You can now copy that .pfx file to the Windows server and import it using the instructions below. The following screenshots are from a Windows Server 2008 machine but any differences for Windows Server 2003 are noted.
Import the certificate in the Windows MMC console
Note: These instructions will have you import the certificate using the MMC console. If you have Windows Server 2008 (IIS7) you can also import and export certificates directly in the Server Certificates section in IIS.
- Click on the Start menu and click Run.
- Type in mmc and click OK.
- Click on the File menu and click Add/Remove Snap-in...
- If you are using Windows Server 2003, click on the Add button. Double-click on Certificates.
- Click on Computer Account and click Next.
- Leave Local Computer selected and click Finish.
- If you are using Windows Server 2003, click the Close button. Click OK.
- Right-click on the Personal folder and select All Tasks and then Import...
- In the Certificate Import Wizard click Next.
- Click the Browse button and change the file type from "X.509..." to "Personal Information Exchange (*.pfx, *.p12)". find the .pfx file that you copied over and click Open and then Next.
- Enter the password that you set when you exported the .pfx file and click "Mark this key as exportable" so you can export the certificate from this machine as well as the original. Click Next.
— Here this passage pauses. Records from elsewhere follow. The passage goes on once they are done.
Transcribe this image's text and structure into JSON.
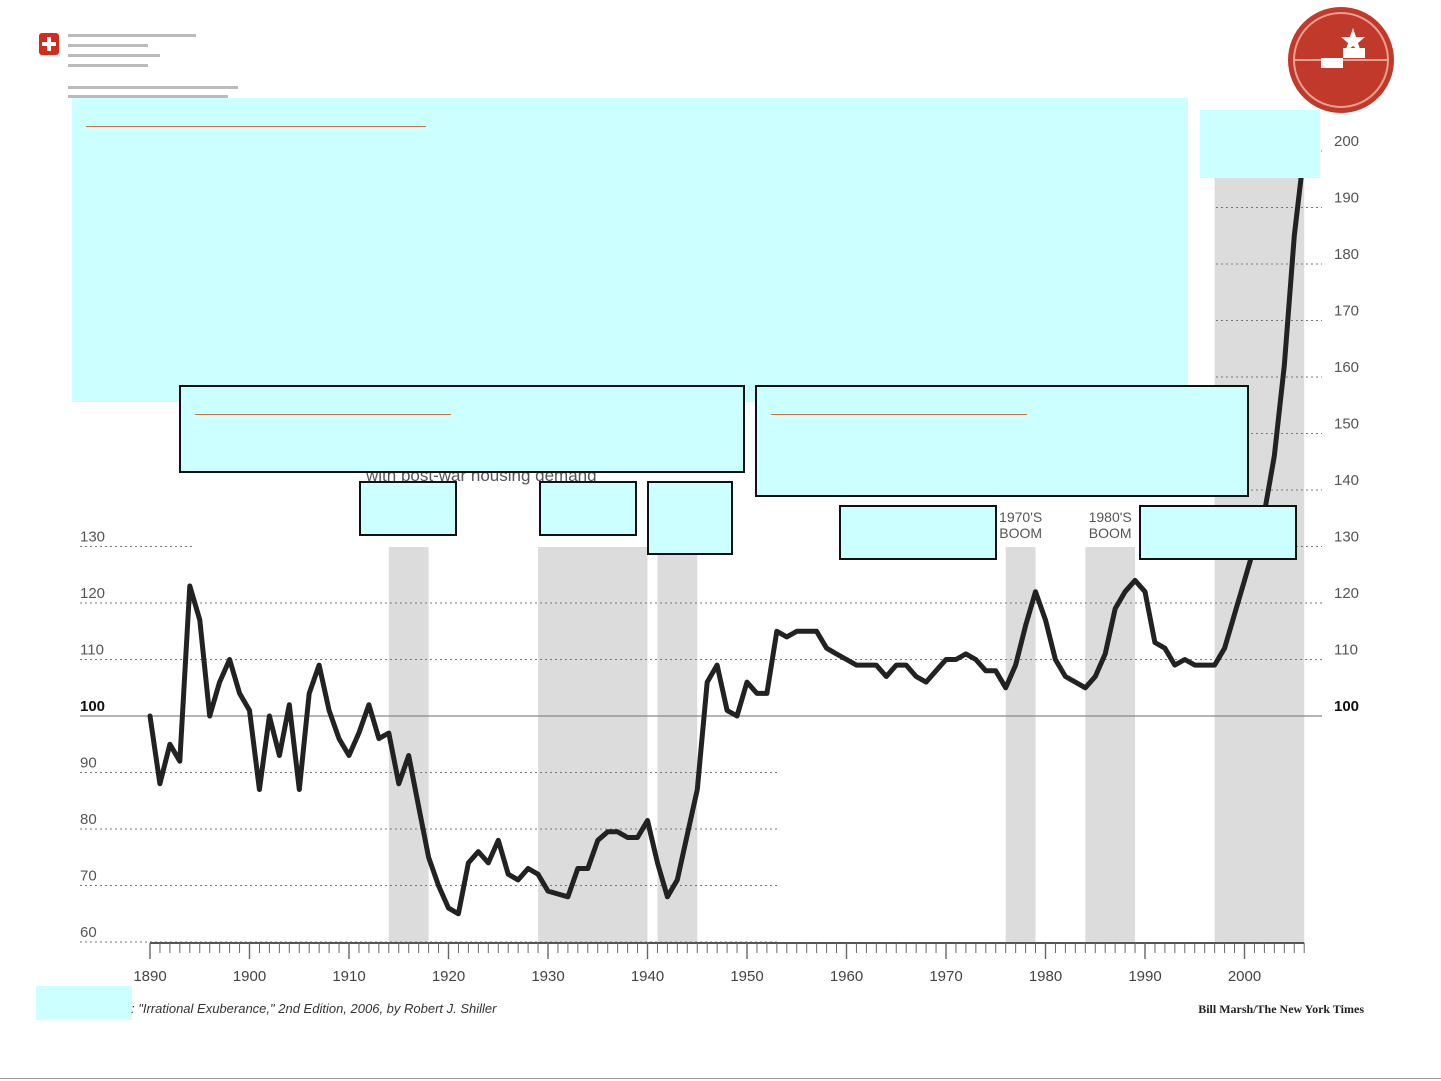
{
  "chart_data": {
    "type": "line",
    "xlim": [
      1890,
      2006
    ],
    "ylim": [
      60,
      205
    ],
    "x_ticks": [
      1890,
      1900,
      1910,
      1920,
      1930,
      1940,
      1950,
      1960,
      1970,
      1980,
      1990,
      2000
    ],
    "y_ticks_left": [
      130,
      120,
      110,
      100,
      90,
      80,
      70,
      60
    ],
    "y_ticks_right": [
      200,
      190,
      180,
      170,
      160,
      150,
      140,
      130,
      120,
      110,
      100
    ],
    "baseline": 100,
    "grid": "dotted",
    "shaded_periods": [
      {
        "start": 1914,
        "end": 1918
      },
      {
        "start": 1929,
        "end": 1940
      },
      {
        "start": 1941,
        "end": 1945
      },
      {
        "start": 1976,
        "end": 1979
      },
      {
        "start": 1984,
        "end": 1989
      },
      {
        "start": 1997,
        "end": 2006
      }
    ],
    "period_labels": [
      {
        "lines": [
          "1970'S",
          "BOOM"
        ],
        "period": 3
      },
      {
        "lines": [
          "1980'S",
          "BOOM"
        ],
        "period": 4
      }
    ],
    "annotation": "with post-war housing demand",
    "series": [
      {
        "color": "#222222",
        "x": [
          1890,
          1891,
          1892,
          1893,
          1894,
          1895,
          1896,
          1897,
          1898,
          1899,
          1900,
          1901,
          1902,
          1903,
          1904,
          1905,
          1906,
          1907,
          1908,
          1909,
          1910,
          1911,
          1912,
          1913,
          1914,
          1915,
          1916,
          1917,
          1918,
          1919,
          1920,
          1921,
          1922,
          1923,
          1924,
          1925,
          1926,
          1927,
          1928,
          1929,
          1930,
          1931,
          1932,
          1933,
          1934,
          1935,
          1936,
          1937,
          1938,
          1939,
          1940,
          1941,
          1942,
          1943,
          1944,
          1945,
          1946,
          1947,
          1948,
          1949,
          1950,
          1951,
          1952,
          1953,
          1954,
          1955,
          1956,
          1957,
          1958,
          1959,
          1960,
          1961,
          1962,
          1963,
          1964,
          1965,
          1966,
          1967,
          1968,
          1969,
          1970,
          1971,
          1972,
          1973,
          1974,
          1975,
          1976,
          1977,
          1978,
          1979,
          1980,
          1981,
          1982,
          1983,
          1984,
          1985,
          1986,
          1987,
          1988,
          1989,
          1990,
          1991,
          1992,
          1993,
          1994,
          1995,
          1996,
          1997,
          1998,
          1999,
          2000,
          2001,
          2002,
          2003,
          2004,
          2005,
          2006
        ],
        "y": [
          100,
          88,
          95,
          92,
          123,
          117,
          100,
          106,
          110,
          104,
          101,
          87,
          100,
          93,
          102,
          87,
          104,
          109,
          101,
          96,
          93,
          97,
          102,
          96,
          97,
          88,
          93,
          84,
          75,
          70,
          66,
          65,
          74,
          76,
          74,
          78,
          72,
          71,
          73,
          72,
          69,
          68.5,
          68,
          73,
          73,
          78,
          79.5,
          79.5,
          78.5,
          78.5,
          81.5,
          74,
          68,
          71,
          79,
          87,
          106,
          109,
          101,
          100,
          106,
          104,
          104,
          115,
          114,
          115,
          115,
          115,
          112,
          111,
          110,
          109,
          109,
          109,
          107,
          109,
          109,
          107,
          106,
          108,
          110,
          110,
          111,
          110,
          108,
          108,
          105,
          109,
          116,
          122,
          117,
          110,
          107,
          106,
          105,
          107,
          111,
          119,
          122,
          124,
          122,
          113,
          112,
          109,
          110,
          109,
          109,
          109,
          112,
          118,
          124,
          130,
          136,
          146,
          162,
          185,
          200
        ]
      }
    ],
    "source_text": ": \"Irrational Exuberance,\" 2nd Edition, 2006, by Robert J. Shiller",
    "credit": "Bill Marsh/The New York Times"
  }
}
- Click "Automatically select the certificate store based on the type of certificate" and click Next.
- Click Finish to complete the wizard.
- You can now click the Refresh button in the toolbar to refresh and find your certificate in the Certificates folder under Personal. You can verify that it was imported correctly by double-clicking it and looking for "You have a private key that corresponds to this certificate" at the bottom of the certificate dialog.
- Close the MMC console. You do not need to save any changes.
Assigning the SSL certificate
After you have imported the .pfx file, you will either need to assign the certificate in IIS, enable the certificate for the services you need in Exchange or select the certificate in any other software that you are using. Because IIS is the most common place to use SSL certificates, we have included the instructions for assigning a website to use the new certificate in IIS 6 (Windows Server 2003). If you have Windows Server 2008, just follow the binding part of the IIS 7 SSL Certificate Installation instructions.
- In IIS, right-click on the website that needs the certificate and click on Properties.
- Click the Directory Security tab and click on the Server Certificate button to run the server certificate wizard.
- If you already have a certificate on that website you will need to remove it and then start the wizard again.
- Click "Assign an existing certificate" and click Next.
- Select the new certificate that you just imported and click Next.
- Click Finish. You may need to restart IIS for the certificate to start working with the assigned website.
While there are several steps in the process, moving an SSL certificate from an Apache server to a Windows server is quite simple. It involves creating a .pfx file from the individual certificates on the Apache server and importing it on the Windows server.